Tyler Bagley

Personal information
- Full name: Tyler James Bagley
- Date of birth: June 2, 1999 (age 27)
- Place of birth: San Clemente, California, United States
- Height: 1.68 m (5 ft 6 in)
- Positions: Defender; midfielder; forward;

Youth career
- 2015–2017: Irvine Strikers

College career
- Years: Team / Apps / (Gls)
- 2017–2021: Cornell Big Red / 65 / (17)

Senior career*
- Years: Team / Apps / (Gls)
- 2019: Rochester Lancers / 8 / (1)
- 2021: Boston Bolts / 12 / (12)
- 2022: Inter Miami II / 15 / (2)
- 2023: Las Vegas Lights / 33 / (4)

= Tyler Bagley =

American soccer player (born 1999)

Tyler James Bagley (born June 2, 1999) is an American professional soccer player who plays as an attacking midfielder.

==Career==
===Youth and college===
Bagley attended San Clemente High School, whilst also playing club soccer for U.S. Soccer Development Academy side Irvine Strikers.

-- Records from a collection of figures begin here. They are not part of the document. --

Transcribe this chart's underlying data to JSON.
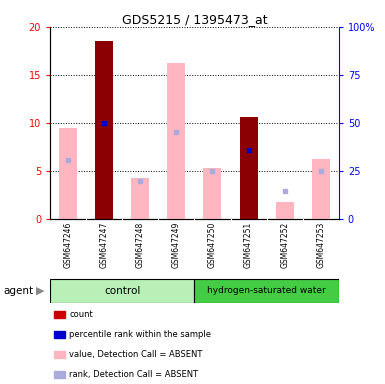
{
  "title": "GDS5215 / 1395473_at",
  "samples": [
    "GSM647246",
    "GSM647247",
    "GSM647248",
    "GSM647249",
    "GSM647250",
    "GSM647251",
    "GSM647252",
    "GSM647253"
  ],
  "red_bars": [
    null,
    18.5,
    null,
    null,
    null,
    10.6,
    null,
    null
  ],
  "blue_squares": [
    null,
    10.0,
    null,
    null,
    null,
    7.2,
    null,
    null
  ],
  "pink_bars": [
    9.5,
    null,
    4.3,
    16.2,
    5.3,
    null,
    1.8,
    6.2
  ],
  "lavender_squares": [
    6.1,
    null,
    3.9,
    9.0,
    5.0,
    null,
    2.9,
    5.0
  ],
  "ylim_left": [
    0,
    20
  ],
  "ylim_right": [
    0,
    100
  ],
  "yticks_left": [
    0,
    5,
    10,
    15,
    20
  ],
  "yticks_right": [
    0,
    25,
    50,
    75,
    100
  ],
  "ytick_labels_right": [
    "0",
    "25",
    "50",
    "75",
    "100%"
  ],
  "red_color": "#8b0000",
  "blue_color": "#0000cd",
  "pink_color": "#ffb6c1",
  "lavender_color": "#aaaadd",
  "bar_width": 0.5,
  "control_color": "#b8f0b8",
  "hw_color": "#44cc44",
  "gray_color": "#cccccc",
  "legend_items": [
    {
      "color": "#cc0000",
      "label": "count"
    },
    {
      "color": "#0000cc",
      "label": "percentile rank within the sample"
    },
    {
      "color": "#ffb6c1",
      "label": "value, Detection Call = ABSENT"
    },
    {
      "color": "#aaaadd",
      "label": "rank, Detection Call = ABSENT"
    }
  ]
}
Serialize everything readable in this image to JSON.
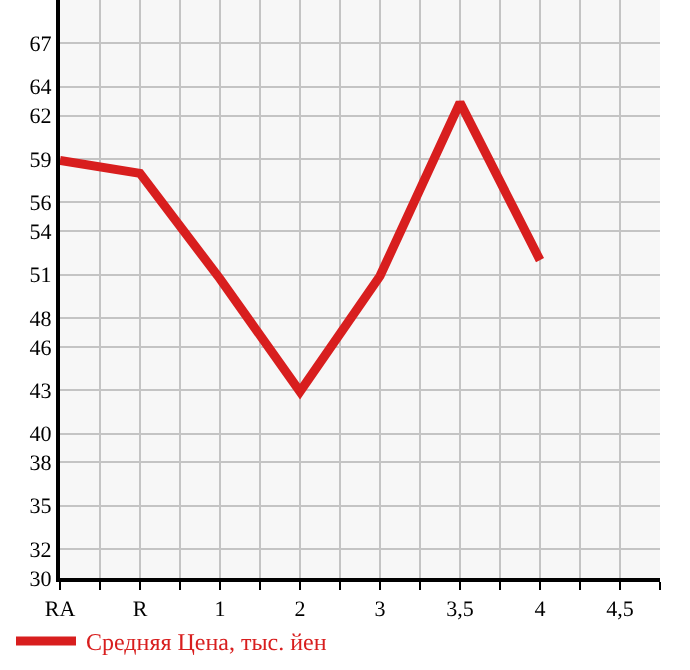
{
  "chart_data": {
    "type": "line",
    "categories": [
      "RA",
      "R",
      "1",
      "2",
      "3",
      "3,5",
      "4",
      "4,5"
    ],
    "series": [
      {
        "name": "Средняя Цена, тыс. йен",
        "color": "#d81e1e",
        "values": [
          58.9,
          58.0,
          50.7,
          42.9,
          50.9,
          62.9,
          52.0,
          null
        ]
      }
    ],
    "ylim": [
      30,
      70
    ],
    "yticks": [
      30,
      32,
      35,
      38,
      40,
      43,
      46,
      48,
      51,
      54,
      56,
      59,
      62,
      64,
      67
    ],
    "grid": true,
    "legend": "bottom",
    "marker": "none",
    "line_style": "solid"
  }
}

In 2017, Bagley attended Cornell University to play college soccer. In five years with Big Red, including a cancelled 2020 season due to the COVID-19 pandemic, Bagley made 65 appearances, scoring 17 goals and tallying 15 assists. In 2021, he was named first-team All-Ivy League and first-team Northeast all-region.

While at college, Bagley also played in the National Premier Soccer League with Rochester Lancers in 2019, making eight appearances and scoring a single goal. In 2021, he was part of the Boston Bolts team competing in the USL League Two, scoring 12 goals in as many regular season games, getting named to the 2021 USL2 All-League Team of the Year.

===Professional===
On January 11, 2022, Bagley was selected 54th overall in the 2022 MLS SuperDraft by Inter Miami CF. On February 24, 2022, he was named to the club's MLS Next Pro roster for the 2022 season. In his debut professional season, he scored two goals in 15 appearances for Inter Miami II.

On February 28, 2023, Bagley signed with USL Championship side Las Vegas Lights.